“The entire organisational election process is a farce and a sham. At no place, anywhere in the country, have elections been held at any level of the organisation. Handpicked lieutenants of the AICC have been coerced to sign lists prepared by the coterie that runs the AICC, sitting at 24 Akbar Road. At no place in a booth, block, district, or State was an electoral roll published, nominations invited, scrutinised, polling booths set up, and elections held. The AICC leadership is squarely responsible for perpetrating a giant fraud on the party to perpetuate its hold on the ruins of what once was a national movement that fought for and attained the Independence of India” — Shri Ghulam Nabi Azad, in his resignation letter to the Interim Congress President Smt Sonia Gandhi on August 26, 2022
The senior Congress leader Ghulam Nabi Azad’s emotionally charged resignation letter, hurling accusations against Rahul Gandhi about his ‘childish’ behaviour and coterie culture, did not surprise many. The discussion revolved around his declaration of ‘no point of return’ for the Congress. The Congress response is of usual sycophancy and degraded condemnation of the deserted senior party functionary, while other parties naturally question the leadership issue. The party structure is an important pillar of our democracy and, therefore, a few points said and unsaid by Azad about the inevitable decline of ‘Indira Congress’ can provide insights into the political culture evolved in our national polity.
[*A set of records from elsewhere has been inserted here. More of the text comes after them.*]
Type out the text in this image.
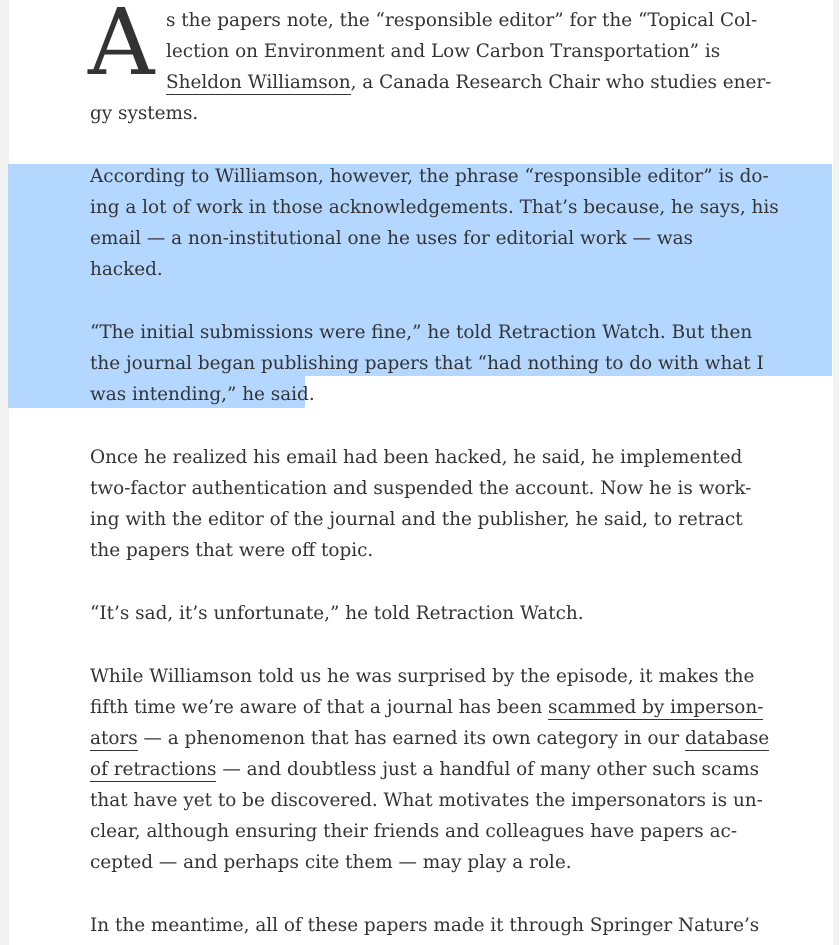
A s the papers note, the “responsible editor” for the “Topical Col-
lection on Environment and Low Carbon Transportation” is
Sheldon Williamson, a Canada Research Chair who studies ener-
gy systems.
According to Williamson, however, the phrase “responsible editor” is do-
ing a lot of work in those acknowledgements. That’s because, he says, his
email — a non-institutional one he uses for editorial work — was
hacked.
“The initial submissions were fine,” he told Retraction Watch. But then
the journal began publishing papers that “had nothing to do with what I
was intending,” he said.
Once he realized his email had been hacked, he said, he implemented
two-factor authentication and suspended the account. Now he is work-
ing with the editor of the journal and the publisher, he said, to retract
the papers that were off topic.
“It’s sad, it’s unfortunate,” he told Retraction Watch.
While Williamson told us he was surprised by the episode, it makes the
fifth time we’re aware of that a journal has been scammed by imperson-
ators — a phenomenon that has earned its own category in our database
of retractions — and doubtless just a handful of many other such scams
that have yet to be discovered. What motivates the impersonators is un-
clear, although ensuring their friends and colleagues have papers ac-
cepted — and perhaps cite them — may play a role.
In the meantime, all of these papers made it through Springer Nature’s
One important factual statement made by Azad in his scathing letter is, “we opposed the Janata Party dispensation and paved the way for the revival and rejuvenation of the party founded by the late Mrs Indira Gandhi in January of 1978”. His acceptance that the formation of the Indira Congress in 1978 was a new beginning, a significant departure from the stated position of claiming the sole legacy over the Independence movement. The allegations of dynastic consolidation, sycophancy, institutionalised corruption and overall degradation of the party organisation etc. are closely associated with the ‘Indira’ part of the Congress. These ills were present in the Nehruvian era Congress also as mentioned in the letters written by Gandhiji immediately after the Independence and the Punjab Assembly deliberations where differing fractions of Congress accusing each other of misappropriating and amassing wealth and property amidst the bloody Partition. The differentiating factor was ‘Organisation’. There were people in the party who could raise their voice and instil some sense of public morality and conduct. Indira era ended that possibility. Most of the problems with the political culture in general and the Congress party, in particular, are rooted in the ‘Indira is India’ mindset. Ironically, Azad didn’t talk about the psyche that originated during the Emergency.
The personality-centric politics is the obvious corollary of the degrading party organisation. The ideological position hardly matters. Congress’s confusion over the proclaimed core principles of socialism and secularism is a classic case to study the unscrupulous nature of politics. All viruses like communalism, casteism, linguistic parochialism, market monopolisation and crony capitalism etc. penetrated democracy. Divisive politics is conveniently used for electoral gains. Invoking the threat of rising Rashtriya Swayamsevak Sangh (RSS) became a bogie in this politics of fraudulent secularism.
Outsourcing ideological articulation to the unaccountable communist, arm-chaired-ideologues was again started during the Indira era. The complete takeover of Congress by the neo-Left by penetrating the Nehru-Gandhi family’s coterie is just a continuation of the same. Even during the Indira, Sanjay, Rajiv and Sonia eras, internal democracy and elections were a ‘farce and sham’ in the Congress. Just that Rahul Gandhi does not have enough skills and organisational strength at his disposal to cover up this façade; hence he tends to expose himself with misfired and ill-timed communication.
Sadly, most political parties, especially the regional ones, imitated the dynastic, corrupt and personality-centric manoeuvrings of the Congress. Some of them have defected from the Congress and effectively learnt the art of manipulating identities to keep control over power.
The crisis of Congress is not just of leadership that is non-serious and disconnected – it is the chronic disease of organisational and ideological character. Ghulam Nabi Azad talked about the momentary symptoms, conveniently bypassing the real ailments. For the political parties to stay relevant in Bharatiya politics, they must learn their lessons from this monumental decline of the Congress party.